The Trump administration removed remaining restrictions on commercial fishing in the Northeast Canyons and Seamounts Marine National Monument, allowing renewed harvests of species already managed by a longstanding array of federal and regional fishing council measures.

The Feb. 6 executive order from President Trump declared that “appropriately managed commercial fishing would not put the objects of historic and scientific interest that the monument protects at risk.”

It’s the fourth presidential proclamation in running duel over fishing on the Northeast Canyons, dating back to former President Barack Obama’s order in 2016 originally designating the nearly 5,000-square mile region offshore of Cape Cod as a monument with commercial fishing restrictions.

Pitched by environmental groups as a means to protect deep-sea corals, whales, sea turtles, and other sensitive marine species, marine monument designations have been opposed by fishermen and federal regional fishery management councils as  unnecessary and extreme measures.

Those protests led to the monument being reopened to fishing in 2020 during Trump’s first term in 2020 – a decision then reversed under President Biden a year later in 2021.

In May 2025 Trump announced his intent to fully reopen the Northeast Canyons. In his latest order, Trump takes the position of monument critics, that “all of the fish species described in (Obama’s 2016 declaration) are subject to Federal protections under existing laws and executive department and agency management designations.”

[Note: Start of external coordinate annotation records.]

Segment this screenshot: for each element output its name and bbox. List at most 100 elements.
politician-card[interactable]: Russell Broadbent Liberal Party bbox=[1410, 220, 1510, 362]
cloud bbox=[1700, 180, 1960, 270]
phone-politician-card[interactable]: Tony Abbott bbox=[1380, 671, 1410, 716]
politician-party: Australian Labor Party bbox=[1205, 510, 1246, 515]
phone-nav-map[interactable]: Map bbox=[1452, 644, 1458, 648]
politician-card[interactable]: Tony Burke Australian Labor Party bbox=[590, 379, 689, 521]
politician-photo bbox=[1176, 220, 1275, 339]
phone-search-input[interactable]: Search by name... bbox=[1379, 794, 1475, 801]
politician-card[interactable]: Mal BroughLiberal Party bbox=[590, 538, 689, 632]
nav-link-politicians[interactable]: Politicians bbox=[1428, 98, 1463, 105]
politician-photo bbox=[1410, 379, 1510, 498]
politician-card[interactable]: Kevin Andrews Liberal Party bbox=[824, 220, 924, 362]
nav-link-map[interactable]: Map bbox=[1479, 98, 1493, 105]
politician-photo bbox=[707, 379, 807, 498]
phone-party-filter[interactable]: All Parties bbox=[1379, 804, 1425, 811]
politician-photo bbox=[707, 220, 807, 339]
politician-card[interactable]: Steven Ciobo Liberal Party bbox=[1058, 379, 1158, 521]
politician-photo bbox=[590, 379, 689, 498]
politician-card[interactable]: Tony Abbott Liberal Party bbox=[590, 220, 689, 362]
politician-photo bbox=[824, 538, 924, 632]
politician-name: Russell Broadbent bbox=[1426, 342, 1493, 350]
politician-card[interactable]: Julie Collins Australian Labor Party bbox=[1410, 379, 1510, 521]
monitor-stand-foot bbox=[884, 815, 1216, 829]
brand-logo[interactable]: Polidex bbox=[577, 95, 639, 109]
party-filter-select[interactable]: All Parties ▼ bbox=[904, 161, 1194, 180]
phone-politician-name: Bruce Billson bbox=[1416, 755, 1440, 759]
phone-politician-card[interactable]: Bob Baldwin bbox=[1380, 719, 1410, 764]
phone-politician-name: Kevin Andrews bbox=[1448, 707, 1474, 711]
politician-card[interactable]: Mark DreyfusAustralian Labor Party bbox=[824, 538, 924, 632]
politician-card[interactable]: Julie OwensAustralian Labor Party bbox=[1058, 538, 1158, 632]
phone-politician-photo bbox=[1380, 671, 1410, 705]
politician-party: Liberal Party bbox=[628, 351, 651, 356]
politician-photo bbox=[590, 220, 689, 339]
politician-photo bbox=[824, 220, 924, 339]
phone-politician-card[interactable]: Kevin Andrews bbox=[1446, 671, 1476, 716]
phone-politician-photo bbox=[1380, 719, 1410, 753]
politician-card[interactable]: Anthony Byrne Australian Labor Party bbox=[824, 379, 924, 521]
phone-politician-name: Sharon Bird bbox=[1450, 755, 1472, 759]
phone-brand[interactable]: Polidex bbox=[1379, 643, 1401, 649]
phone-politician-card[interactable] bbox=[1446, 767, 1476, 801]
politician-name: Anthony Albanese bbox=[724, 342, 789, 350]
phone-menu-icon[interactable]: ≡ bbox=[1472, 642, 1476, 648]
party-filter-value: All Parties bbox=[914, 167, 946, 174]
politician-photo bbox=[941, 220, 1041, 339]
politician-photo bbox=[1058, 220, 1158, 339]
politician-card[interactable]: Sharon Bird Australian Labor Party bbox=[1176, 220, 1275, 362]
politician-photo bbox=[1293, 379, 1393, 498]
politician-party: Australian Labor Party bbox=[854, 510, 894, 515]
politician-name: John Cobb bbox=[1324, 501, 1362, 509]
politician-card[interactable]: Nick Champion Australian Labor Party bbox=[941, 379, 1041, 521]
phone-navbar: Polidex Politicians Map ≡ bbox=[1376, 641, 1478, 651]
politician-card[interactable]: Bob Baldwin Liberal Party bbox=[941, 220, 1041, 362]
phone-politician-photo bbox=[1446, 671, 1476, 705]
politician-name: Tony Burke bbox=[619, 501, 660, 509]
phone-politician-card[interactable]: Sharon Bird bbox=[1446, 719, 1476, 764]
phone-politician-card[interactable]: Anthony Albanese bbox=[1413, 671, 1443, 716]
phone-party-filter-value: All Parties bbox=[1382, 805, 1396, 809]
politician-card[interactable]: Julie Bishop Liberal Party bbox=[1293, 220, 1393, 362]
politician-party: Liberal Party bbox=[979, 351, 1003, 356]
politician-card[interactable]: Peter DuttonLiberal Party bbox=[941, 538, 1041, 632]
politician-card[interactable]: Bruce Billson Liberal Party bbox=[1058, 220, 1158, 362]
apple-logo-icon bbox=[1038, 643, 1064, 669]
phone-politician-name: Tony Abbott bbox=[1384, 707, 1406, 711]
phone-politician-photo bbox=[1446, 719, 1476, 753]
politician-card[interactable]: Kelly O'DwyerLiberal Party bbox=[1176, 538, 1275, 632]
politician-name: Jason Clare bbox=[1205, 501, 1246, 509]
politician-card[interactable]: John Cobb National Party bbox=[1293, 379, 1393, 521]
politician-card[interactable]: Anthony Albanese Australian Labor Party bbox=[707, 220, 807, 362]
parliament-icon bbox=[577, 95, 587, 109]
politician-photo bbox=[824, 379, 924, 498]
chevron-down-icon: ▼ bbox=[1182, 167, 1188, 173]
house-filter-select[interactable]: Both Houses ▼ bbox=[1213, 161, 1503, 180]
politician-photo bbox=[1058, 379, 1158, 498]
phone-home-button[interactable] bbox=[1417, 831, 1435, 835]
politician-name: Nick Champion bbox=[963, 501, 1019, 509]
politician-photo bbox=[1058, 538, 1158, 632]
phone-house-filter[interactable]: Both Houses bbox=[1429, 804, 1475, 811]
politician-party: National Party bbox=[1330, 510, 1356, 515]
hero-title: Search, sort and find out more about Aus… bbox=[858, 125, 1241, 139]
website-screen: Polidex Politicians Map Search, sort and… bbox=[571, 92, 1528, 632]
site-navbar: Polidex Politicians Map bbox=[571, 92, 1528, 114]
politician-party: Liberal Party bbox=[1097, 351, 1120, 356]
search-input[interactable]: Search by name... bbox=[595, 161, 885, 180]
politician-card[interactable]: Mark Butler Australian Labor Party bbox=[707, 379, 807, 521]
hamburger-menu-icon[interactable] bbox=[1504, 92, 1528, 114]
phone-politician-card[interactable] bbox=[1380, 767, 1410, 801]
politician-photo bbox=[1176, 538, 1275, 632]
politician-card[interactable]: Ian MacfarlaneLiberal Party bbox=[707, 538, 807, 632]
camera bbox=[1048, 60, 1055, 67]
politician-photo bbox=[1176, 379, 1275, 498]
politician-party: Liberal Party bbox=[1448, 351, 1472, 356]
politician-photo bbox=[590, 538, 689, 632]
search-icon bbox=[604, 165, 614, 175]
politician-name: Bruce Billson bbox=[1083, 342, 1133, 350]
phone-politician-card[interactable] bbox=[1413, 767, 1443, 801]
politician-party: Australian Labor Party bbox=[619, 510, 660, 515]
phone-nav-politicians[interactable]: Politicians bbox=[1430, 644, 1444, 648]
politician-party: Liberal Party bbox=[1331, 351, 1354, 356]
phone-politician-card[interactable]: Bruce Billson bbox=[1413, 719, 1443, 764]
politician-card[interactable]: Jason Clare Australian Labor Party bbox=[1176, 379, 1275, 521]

Trump said the decision now “to allow for well-regulated commercial fishing use, in accordance with and pursuant to existing statutory authorities, is in the public interest and that the objects in the monument can be, and are currently, protected pursuant to carefully tailored regulation and management under existing Federal law.”

Fishing advocates who have battled monument proponents for more than a decade applauded the new reversal.

“This decision reflects a clear understanding of a simple truth: commercial fishing in the United States is already governed by the most comprehensive, science-based, and publicly accountable regulatory system in the world,” said Robert Vanasse, execurive director of the industry group Saving Seafood.

Restoring access to the monument area under this framework reaffirms—not undermines—our commitment to conservation,” said Vanasse. Reimposing restrictions during the Biden administration “actively disregarded the voices of the very councils and communities entrusted with managing our marine resources. Their closed-door approach and lack of transparency sent a message: facts and stakeholders were not welcome in their decision-making process.”